Multilingual models can produce token, and therefore in extension, sentence embeddings for multiple languages at once. While this capability extends the possible use cases, it comes with a small caveat: There is no guarantee that vector spaces across languages are aligned. This basically means that the same word or sentence, translated into different languages and processed by the model, could be assigned vector representations that aren’t similar nor close in the embedding space. This prevents us from performing tasks such as information retrieval, clustering and semantic textual similarity across languages.
However, this is not to say that such tasks are impossible to perform within a single language. Semantically meaningful sentence embeddings can, and have been, generated successfully through models such as SentenceBERT (SBERT). If you haven’t already read that paper, I recommend you to have a look at my paper summary which covers the motivation, implementation, related works and results achieved by the authors. In short, SBERT is trained to generate sentence embeddings that preserve the input sequence’s semantics. This is achieved through mapping similar sentences close to each other while dissimilar ones further apart.

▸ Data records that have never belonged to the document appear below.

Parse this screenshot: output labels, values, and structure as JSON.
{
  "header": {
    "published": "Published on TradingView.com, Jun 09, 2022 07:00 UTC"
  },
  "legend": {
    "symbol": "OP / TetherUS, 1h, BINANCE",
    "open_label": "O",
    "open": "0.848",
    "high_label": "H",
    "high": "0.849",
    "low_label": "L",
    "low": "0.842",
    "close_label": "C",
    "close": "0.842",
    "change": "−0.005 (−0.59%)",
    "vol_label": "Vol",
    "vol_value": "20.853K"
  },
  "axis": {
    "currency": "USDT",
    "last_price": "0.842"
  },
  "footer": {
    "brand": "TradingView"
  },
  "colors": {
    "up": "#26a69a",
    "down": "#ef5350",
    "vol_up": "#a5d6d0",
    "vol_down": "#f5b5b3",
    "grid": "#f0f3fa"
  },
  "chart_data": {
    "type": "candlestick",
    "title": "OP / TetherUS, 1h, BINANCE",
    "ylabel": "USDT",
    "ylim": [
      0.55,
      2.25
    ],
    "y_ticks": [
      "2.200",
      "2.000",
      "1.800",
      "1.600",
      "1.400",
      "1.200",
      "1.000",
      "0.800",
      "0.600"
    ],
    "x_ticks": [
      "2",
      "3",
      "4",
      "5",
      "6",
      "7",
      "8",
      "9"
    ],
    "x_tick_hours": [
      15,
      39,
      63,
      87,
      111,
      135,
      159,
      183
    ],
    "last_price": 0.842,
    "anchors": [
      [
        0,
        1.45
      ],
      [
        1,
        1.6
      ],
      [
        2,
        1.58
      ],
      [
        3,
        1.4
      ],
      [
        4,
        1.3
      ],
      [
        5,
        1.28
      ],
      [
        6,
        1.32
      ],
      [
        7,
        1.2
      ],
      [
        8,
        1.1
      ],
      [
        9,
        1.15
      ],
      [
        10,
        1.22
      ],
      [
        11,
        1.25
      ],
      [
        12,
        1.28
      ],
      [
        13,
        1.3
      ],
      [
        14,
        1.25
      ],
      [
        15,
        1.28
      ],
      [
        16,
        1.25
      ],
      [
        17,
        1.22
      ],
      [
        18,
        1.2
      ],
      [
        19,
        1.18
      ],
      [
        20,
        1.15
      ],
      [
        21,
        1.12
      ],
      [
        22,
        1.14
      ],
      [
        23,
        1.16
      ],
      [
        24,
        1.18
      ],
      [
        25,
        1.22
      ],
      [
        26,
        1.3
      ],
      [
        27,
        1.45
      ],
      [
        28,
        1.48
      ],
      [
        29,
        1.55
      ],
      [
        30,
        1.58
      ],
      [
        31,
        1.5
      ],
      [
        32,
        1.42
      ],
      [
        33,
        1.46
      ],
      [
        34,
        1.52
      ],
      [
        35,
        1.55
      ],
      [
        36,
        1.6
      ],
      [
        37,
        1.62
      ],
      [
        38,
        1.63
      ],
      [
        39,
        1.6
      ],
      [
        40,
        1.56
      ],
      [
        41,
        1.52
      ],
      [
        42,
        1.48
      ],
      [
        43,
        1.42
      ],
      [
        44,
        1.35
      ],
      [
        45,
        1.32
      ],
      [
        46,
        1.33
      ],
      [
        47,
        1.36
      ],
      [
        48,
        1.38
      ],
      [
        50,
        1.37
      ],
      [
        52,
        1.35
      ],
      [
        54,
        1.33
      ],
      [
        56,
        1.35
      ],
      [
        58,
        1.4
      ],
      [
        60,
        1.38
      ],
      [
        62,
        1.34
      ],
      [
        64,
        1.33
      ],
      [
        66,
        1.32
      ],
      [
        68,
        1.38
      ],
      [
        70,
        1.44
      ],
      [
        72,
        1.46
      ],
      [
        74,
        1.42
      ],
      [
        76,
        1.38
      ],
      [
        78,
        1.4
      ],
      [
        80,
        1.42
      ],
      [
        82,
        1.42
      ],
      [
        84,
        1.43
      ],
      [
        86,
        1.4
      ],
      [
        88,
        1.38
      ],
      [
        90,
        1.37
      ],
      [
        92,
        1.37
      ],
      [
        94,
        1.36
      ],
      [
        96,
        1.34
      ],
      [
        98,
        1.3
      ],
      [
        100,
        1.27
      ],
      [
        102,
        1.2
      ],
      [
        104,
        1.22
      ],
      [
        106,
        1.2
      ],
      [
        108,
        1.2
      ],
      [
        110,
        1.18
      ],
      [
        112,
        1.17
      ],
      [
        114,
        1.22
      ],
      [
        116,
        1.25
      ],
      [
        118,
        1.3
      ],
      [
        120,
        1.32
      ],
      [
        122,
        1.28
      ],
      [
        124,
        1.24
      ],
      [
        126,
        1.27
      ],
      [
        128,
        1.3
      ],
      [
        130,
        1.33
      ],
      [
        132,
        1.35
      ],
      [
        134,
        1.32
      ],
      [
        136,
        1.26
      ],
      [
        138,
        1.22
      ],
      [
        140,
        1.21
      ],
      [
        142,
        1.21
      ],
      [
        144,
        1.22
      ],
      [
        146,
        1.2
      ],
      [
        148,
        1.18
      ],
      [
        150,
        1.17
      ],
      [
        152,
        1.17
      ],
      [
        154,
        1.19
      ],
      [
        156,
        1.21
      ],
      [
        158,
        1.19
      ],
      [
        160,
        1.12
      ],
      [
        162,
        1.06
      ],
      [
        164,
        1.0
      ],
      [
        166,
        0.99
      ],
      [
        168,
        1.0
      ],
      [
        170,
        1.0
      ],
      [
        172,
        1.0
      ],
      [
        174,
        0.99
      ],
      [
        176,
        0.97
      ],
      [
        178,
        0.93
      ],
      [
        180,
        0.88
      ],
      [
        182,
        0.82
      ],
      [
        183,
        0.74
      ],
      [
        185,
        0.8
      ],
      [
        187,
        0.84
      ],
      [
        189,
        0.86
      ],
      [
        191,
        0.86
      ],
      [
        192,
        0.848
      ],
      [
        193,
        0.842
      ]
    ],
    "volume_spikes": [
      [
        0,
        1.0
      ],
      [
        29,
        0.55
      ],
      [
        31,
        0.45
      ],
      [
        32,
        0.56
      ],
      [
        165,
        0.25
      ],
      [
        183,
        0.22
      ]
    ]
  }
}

What if we could extend this capability of assigning semantically meaningful representations to work both within and across a wider set of languages? That would open up lots of interesting use-cases. This, in fact, is exactly what Reimers et al. study in Making Monolingual Sentence Embeddings Multilingual using Knowledge Distillation. They transfer the capabilities of SBERT to multilingual models such as XLM-Roberta (XLM-R) through a novel knowledge distillation training process.